Unfortunately, many of those thought leaders have proposed tax hikes on big tech companies as a way of reaching this goal. The idea centers around a proposal outlined by Federal Communications Commission (FCC) Commissioner Brendan Carr in a May 2021 op-ed piece. Carr called for major tech companies to be forced to pay fees to fund the Universal Service Fund (USF) to fund internet infrastructure projects and to promote affordable access across the country. The proposal received some traction then and is still circulating, especially as opinions surrounding tech companies have become more polarized.

The argument goes that since a select few tech companies account for a disproportionately large amount of web traffic, they should have to “pay their fair share” to keep the internet up and running. Presently, traditional telephone services pay for that through fees that are imposed on consumers’ monthly telephone bills.

As with most arguments that rely on the “fair share” fallacy, that doesn’t tell the whole story. First, big tech companies are already investing in building out more internet to unserved parts of the country – and the world – precisely because of how much they rely on it. That sort of investment cannot just be hand-waved away because it’s not part of USF.

There is also no hard-and-fast way to ensure the tax on big tech companies will not get similarly passed on to consumers. Any time a tax is increased on a business, the company will have to compensate somewhere. That would likely involve price hikes in some, way, shape, or form. Not only would such a “big tech tax” damage existing investment and innovation from these companies, but companies would also undoubtedly respond by raising ad prices as well as the price of their various devices and services. All those costs inevitably reach the average consumer, contributing to the inflationary pain everyday Americans are already experiencing.

It is also important to note that funneling money into the USF may be for naught. The USF is on the verge of collapse. Contribution rates are falling and there is a reason policymakers in Congress and the administration are grasping for solutions. The USF – like other government programs – is in dire need of reform and simply throwing more money at will not immediately solve. Taking money away from innovators in the space is one of the more counter-productive solutions available.

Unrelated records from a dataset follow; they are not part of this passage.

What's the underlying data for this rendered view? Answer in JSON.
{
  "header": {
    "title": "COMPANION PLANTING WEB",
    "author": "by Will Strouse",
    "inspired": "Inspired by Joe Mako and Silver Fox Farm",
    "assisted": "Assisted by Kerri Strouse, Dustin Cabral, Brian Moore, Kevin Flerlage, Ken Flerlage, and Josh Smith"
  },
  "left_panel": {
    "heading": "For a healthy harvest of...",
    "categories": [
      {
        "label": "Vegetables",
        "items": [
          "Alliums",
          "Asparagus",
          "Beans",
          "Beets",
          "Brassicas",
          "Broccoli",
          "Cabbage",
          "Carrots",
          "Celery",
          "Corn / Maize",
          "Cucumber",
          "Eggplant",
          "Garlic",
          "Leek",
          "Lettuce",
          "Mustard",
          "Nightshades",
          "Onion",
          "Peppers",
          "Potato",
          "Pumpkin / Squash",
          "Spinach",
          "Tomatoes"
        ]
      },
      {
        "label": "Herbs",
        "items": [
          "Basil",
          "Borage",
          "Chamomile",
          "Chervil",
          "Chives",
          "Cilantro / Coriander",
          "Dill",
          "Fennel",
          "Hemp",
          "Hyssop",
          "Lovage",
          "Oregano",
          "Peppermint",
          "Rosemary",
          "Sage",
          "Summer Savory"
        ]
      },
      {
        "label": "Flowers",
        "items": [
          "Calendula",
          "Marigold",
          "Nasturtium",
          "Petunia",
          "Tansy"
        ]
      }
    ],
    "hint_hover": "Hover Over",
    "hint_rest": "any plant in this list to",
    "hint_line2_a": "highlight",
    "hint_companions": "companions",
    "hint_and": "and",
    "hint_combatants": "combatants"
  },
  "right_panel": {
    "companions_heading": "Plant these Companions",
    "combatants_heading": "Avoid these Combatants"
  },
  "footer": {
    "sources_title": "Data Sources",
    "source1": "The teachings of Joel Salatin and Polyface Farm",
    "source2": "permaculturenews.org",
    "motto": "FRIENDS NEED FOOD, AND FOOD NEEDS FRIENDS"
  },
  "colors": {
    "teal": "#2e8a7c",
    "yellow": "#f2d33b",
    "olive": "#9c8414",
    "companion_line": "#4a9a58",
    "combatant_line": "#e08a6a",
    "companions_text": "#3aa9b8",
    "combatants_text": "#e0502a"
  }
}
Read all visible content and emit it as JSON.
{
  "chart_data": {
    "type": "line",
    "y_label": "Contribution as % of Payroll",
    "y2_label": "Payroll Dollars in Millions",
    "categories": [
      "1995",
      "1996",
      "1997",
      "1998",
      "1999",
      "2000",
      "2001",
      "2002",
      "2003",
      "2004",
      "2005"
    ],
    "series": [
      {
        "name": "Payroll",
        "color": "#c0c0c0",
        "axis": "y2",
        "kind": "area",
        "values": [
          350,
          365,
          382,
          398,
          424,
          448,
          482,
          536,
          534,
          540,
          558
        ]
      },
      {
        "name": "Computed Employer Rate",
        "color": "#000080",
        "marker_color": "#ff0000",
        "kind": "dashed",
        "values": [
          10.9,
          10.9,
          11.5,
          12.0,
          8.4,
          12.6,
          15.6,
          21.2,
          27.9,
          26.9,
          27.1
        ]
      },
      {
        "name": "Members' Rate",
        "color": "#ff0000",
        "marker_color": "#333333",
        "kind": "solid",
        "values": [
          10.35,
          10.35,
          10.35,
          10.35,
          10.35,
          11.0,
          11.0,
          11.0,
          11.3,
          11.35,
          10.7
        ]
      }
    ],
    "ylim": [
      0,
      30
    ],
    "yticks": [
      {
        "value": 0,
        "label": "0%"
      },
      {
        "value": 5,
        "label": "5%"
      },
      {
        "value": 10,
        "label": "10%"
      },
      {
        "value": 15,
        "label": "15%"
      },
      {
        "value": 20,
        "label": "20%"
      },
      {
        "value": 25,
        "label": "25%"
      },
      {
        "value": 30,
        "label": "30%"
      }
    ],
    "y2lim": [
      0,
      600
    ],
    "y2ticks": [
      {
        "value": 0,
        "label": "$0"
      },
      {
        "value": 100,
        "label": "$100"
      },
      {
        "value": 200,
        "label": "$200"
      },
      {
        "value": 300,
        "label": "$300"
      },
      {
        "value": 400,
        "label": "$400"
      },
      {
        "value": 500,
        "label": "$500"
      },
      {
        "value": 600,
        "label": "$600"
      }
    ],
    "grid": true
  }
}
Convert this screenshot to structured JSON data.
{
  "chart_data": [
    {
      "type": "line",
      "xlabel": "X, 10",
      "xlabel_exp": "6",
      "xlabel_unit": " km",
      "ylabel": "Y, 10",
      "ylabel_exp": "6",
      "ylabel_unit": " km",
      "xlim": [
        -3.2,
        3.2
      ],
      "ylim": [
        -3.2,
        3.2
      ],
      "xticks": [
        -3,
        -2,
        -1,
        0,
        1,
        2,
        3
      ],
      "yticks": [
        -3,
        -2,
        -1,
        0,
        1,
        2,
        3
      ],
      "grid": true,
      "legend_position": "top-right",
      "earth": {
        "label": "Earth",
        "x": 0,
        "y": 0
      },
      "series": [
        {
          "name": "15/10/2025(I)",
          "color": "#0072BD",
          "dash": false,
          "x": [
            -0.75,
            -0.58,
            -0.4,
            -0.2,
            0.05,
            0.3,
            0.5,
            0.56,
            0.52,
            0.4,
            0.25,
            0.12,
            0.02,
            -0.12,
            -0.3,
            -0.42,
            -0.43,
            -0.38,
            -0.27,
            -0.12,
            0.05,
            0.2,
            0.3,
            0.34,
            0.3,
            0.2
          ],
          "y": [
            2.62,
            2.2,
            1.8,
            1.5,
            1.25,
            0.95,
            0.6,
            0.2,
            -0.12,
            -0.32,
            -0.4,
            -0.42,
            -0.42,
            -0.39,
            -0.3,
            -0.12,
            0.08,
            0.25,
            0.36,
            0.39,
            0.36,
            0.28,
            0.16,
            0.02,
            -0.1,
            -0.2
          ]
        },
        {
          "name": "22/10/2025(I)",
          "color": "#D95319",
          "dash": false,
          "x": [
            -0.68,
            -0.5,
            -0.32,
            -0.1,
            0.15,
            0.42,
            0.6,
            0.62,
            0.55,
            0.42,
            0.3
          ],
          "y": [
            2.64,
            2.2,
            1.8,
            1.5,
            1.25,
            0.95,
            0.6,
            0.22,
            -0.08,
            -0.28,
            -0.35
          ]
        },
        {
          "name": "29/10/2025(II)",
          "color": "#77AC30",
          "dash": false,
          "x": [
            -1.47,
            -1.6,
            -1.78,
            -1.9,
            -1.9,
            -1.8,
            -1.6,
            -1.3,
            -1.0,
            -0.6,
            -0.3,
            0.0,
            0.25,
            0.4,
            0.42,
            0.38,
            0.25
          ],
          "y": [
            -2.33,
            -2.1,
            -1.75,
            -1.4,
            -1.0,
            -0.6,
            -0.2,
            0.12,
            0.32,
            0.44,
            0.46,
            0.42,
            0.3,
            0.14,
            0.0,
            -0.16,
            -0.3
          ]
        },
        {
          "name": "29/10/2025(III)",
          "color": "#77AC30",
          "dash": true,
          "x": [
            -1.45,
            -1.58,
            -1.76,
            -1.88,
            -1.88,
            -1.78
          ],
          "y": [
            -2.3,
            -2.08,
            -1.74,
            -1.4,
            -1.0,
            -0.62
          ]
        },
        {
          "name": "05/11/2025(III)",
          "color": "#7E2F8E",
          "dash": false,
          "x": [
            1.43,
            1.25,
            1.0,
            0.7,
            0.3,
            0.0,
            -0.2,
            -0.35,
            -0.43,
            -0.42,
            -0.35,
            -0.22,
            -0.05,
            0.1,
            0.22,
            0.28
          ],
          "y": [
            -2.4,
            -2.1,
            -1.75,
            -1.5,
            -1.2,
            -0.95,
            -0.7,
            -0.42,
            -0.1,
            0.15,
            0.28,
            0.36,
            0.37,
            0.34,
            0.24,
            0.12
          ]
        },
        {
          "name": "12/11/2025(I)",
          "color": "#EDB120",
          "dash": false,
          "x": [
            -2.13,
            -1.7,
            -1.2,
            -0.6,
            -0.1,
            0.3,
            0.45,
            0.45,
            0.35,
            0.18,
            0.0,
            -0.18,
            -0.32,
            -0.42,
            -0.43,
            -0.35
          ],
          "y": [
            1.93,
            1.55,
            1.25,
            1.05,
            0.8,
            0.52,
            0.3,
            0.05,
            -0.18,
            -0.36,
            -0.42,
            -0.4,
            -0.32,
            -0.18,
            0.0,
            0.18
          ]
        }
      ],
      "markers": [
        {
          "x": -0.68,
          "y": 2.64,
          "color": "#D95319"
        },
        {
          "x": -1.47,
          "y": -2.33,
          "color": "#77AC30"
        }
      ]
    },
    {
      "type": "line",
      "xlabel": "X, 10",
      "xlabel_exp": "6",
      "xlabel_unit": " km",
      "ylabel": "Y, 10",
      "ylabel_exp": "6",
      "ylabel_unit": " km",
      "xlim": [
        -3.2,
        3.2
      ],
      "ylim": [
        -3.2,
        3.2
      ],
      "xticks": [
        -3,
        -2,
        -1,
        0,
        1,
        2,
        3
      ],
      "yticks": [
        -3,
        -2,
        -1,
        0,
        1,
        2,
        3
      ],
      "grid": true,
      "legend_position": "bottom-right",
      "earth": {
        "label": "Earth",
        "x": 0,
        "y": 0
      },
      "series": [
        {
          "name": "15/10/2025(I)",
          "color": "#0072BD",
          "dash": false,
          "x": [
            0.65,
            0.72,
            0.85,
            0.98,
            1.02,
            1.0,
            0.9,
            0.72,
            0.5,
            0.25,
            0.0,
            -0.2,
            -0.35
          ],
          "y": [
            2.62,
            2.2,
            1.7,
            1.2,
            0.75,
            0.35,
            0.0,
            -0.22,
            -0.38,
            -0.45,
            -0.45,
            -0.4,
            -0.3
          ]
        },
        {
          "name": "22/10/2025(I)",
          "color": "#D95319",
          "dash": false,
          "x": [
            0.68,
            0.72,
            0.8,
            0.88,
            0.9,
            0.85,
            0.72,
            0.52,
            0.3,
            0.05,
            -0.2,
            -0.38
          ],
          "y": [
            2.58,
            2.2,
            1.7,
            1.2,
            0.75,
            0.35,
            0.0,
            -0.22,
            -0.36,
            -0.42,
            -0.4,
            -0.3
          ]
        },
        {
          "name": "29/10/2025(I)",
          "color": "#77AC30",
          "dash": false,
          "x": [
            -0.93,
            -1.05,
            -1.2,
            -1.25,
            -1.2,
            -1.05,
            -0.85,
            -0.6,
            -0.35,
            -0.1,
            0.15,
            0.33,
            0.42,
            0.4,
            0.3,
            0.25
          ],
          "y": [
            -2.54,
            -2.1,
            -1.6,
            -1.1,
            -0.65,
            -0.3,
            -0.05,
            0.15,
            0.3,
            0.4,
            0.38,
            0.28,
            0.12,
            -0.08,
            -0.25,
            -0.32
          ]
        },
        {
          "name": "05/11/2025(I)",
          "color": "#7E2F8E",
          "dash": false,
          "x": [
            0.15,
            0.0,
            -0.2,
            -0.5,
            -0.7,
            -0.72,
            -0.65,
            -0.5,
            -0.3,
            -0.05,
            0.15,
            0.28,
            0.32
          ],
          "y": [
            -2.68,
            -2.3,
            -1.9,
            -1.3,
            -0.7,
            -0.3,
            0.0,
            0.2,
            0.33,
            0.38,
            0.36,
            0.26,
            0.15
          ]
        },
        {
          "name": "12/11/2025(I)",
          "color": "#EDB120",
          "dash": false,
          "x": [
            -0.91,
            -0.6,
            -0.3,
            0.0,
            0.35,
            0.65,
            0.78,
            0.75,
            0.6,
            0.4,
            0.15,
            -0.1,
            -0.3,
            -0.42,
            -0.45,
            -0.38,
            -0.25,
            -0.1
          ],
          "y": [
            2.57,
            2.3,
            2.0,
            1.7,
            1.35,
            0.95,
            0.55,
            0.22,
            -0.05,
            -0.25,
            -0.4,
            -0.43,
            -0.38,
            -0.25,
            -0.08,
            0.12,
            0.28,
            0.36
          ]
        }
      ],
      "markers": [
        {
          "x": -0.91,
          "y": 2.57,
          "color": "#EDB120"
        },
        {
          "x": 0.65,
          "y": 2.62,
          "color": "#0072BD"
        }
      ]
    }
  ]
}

Considering the volatility of the tech space, making the USF reliant on skimming big tech revenue could make the program even more unstable. For example, Meta’s market cap has taken a severe hit over recent months, losing billions in value in such a short period as the company’s revenue continues to take major financial hits. It would make very little sense to tie a vehicle like the USF to companies whose prospects can shift so drastically so quickly. It is a recipe for even more uncertainty in an already unstable program. Imagine tying the fate of the USF to companies like MySpace and Yahoo just a few years ago. The consequences would have been disastrous.

To make the plan viable, the government would have to actively prop up tech companies, creating another new “too big to fail” dynamic. Given the push to fund USF through big tech taxes likely stems out of a desire to rein in these tech companies, the proposal becomes even more counterintuitive. And, given how typical government bailouts work, the American taxpayer would be on the hook for even more cost because of government carelessness.

While delivering high-speed internet across the nation is an admirable goal, reactionary politics going after convenient political targets will never achieve that result. Policymakers need to take a sober-minded look at the USF and come up with reasonable ways to move forward, bearing in mind the interests of taxpayers as well, and potentially working with the companies who also have a clear stake in ensuring the longevity and proliferation of the internet to every corner of America.